SPN fic: Five Times Some Idiot Believed in Happy Endings

Aug 09, 2008 02:40

Part One: Times Like These
Genre: Gen
Characters: Dean, Sam
Rating: PG-13
Word Count: 600

Part Two - Part Three

Times Like These

It’s not eavesdropping if they’re stuck in the car. There’s no ducking out gracefully to make private phone calls-not with two-hundred miles to go.

So Sam doesn’t eavesdrop. But he does, you know, overhear things when Dean thinks he’s asleep.

It happens on the blackest stretches of night road, when Sam slips into a half-doze and imagines the engine’s purr to be the weary hum of low-hanging stars. Times like these, he floats between crazy ideas (we could pay Dean’s debt in marshmallows ‘cause you just know they’re dying to roast s’mores over all that hellfire) because he’s long since run out of sane ones.

Dean’s obnoxious ring tone goes off, and Sam claws for the surface of lucid long enough to hear, “Hey, there, swamp rat.”

Oh. Just Maria. And Sam splays his limbs and floats on half a conversation, buoyed more by the tone than the sense of it.

“Emma’s okay?” Dean always asks after the little sister; it’s a safe opening line, Sam guesses. “Glad to hear that. She’s a sweet kid.” He grins, head tipped down in a mock-bashful gesture intended for an audience in another state. “A crush, huh? Well, what can I say? I’m a heartbreaker.”

Sam drifts off, and when he starts paying attention again, the rhythm has changed.

“No, that’s a bunch of Hollywood crap. But that type of freak almost always has a serious iron allergy.” Pause. “That’ll work. Couple rounds in the face are quicker.”

Sam isn’t sure why some civilian they saved in New Orleans keeps calling with questions about monsters and evil. Folks might be grateful to the Winchesters, and they might be good to them, but what woman seriously wants to keep in touch with the guys who shot her brother with rock salt?

“Going down this road,” Dean said the first time she called, “you’re not thinking of hunting, are you?”

Sam, of course, couldn’t hear the reply. But Dean said a very emphatic “Good,” so that must have been a no. She was a nice lady, after all.

Some random Sunday night they’re eastbound on I-10, and Maria calls wanting to know about black dogs. Dean is halfway through his eccentric professor routine when he pauses. Sam knows without looking that Dean’s eyes have gone half-mast and wicked when he says: “The other night, we were over in Pascagoula by that ugly-ass Chevron refinery…”
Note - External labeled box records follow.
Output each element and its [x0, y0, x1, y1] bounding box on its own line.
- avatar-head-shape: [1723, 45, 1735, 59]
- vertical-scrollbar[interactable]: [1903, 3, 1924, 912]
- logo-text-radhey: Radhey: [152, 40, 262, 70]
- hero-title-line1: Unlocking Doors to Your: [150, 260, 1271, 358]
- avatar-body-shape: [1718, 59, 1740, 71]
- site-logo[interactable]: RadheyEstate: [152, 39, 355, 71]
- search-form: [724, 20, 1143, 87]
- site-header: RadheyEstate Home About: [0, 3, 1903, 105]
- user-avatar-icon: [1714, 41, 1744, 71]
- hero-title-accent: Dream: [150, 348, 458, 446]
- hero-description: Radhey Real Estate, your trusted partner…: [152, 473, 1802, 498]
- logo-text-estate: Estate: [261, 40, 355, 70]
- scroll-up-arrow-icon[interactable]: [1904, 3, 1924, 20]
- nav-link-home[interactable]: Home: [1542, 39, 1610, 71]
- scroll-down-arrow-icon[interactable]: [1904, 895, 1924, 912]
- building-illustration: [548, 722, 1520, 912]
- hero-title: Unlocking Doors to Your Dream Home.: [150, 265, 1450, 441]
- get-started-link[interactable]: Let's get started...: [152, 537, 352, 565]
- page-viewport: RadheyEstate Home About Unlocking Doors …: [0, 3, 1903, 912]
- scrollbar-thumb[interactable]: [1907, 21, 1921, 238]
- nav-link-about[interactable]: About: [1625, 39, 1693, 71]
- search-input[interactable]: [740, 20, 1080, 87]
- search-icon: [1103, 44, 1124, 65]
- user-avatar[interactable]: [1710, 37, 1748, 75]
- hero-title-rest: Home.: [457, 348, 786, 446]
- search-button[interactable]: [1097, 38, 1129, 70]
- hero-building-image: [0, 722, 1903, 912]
He’s going to tell the “Sammy ripped his pants” story. The rat bastard.

Sam is tempted to derail it before Dean can take too much artistic license (like he always does with the “Sammy mistook a Labradoodle for a fenriswolf” story). But then again, it’s been awhile since Dean talked about hunting with a smile on his face. They live with clock hands carving up their insides-tick fucking tock-and Sam maybe sort of forgot that Dean could sound like this. Contented. Sure of himself.

These are the bad things. Here’s how I fuck their shit up. Oh, and sometimes I let my geek sidekick help.

Like a neon afterimage blooming across the inside of his eyelids, Sam sees his brother backlit by hellish refinery burners. Dean leaps for the swamp monster with a predator’s grin and the kind of grace that hits like a hammer. Here he is killer, hard charger, badass with a flaming sword. Here he believes he’s found his truest self.

Sam knows better, but Sam’s lolling against the window with his eyes closed. So he pays bleary attention to the bedtime-story rhythm of his brother’s voice-“sometimes, sweetheart, it’s better to light a flamethrower than curse the darkness”-and he swallows hard to stop his heart crawling out through his throat.

Stars hum low, Mobile Bay breaks on the bridge supports beneath them, and Dean laughs at something Maria said. Six hours from now, they’ll turn south for Broward County. For now, these wheels are chasing sunrise.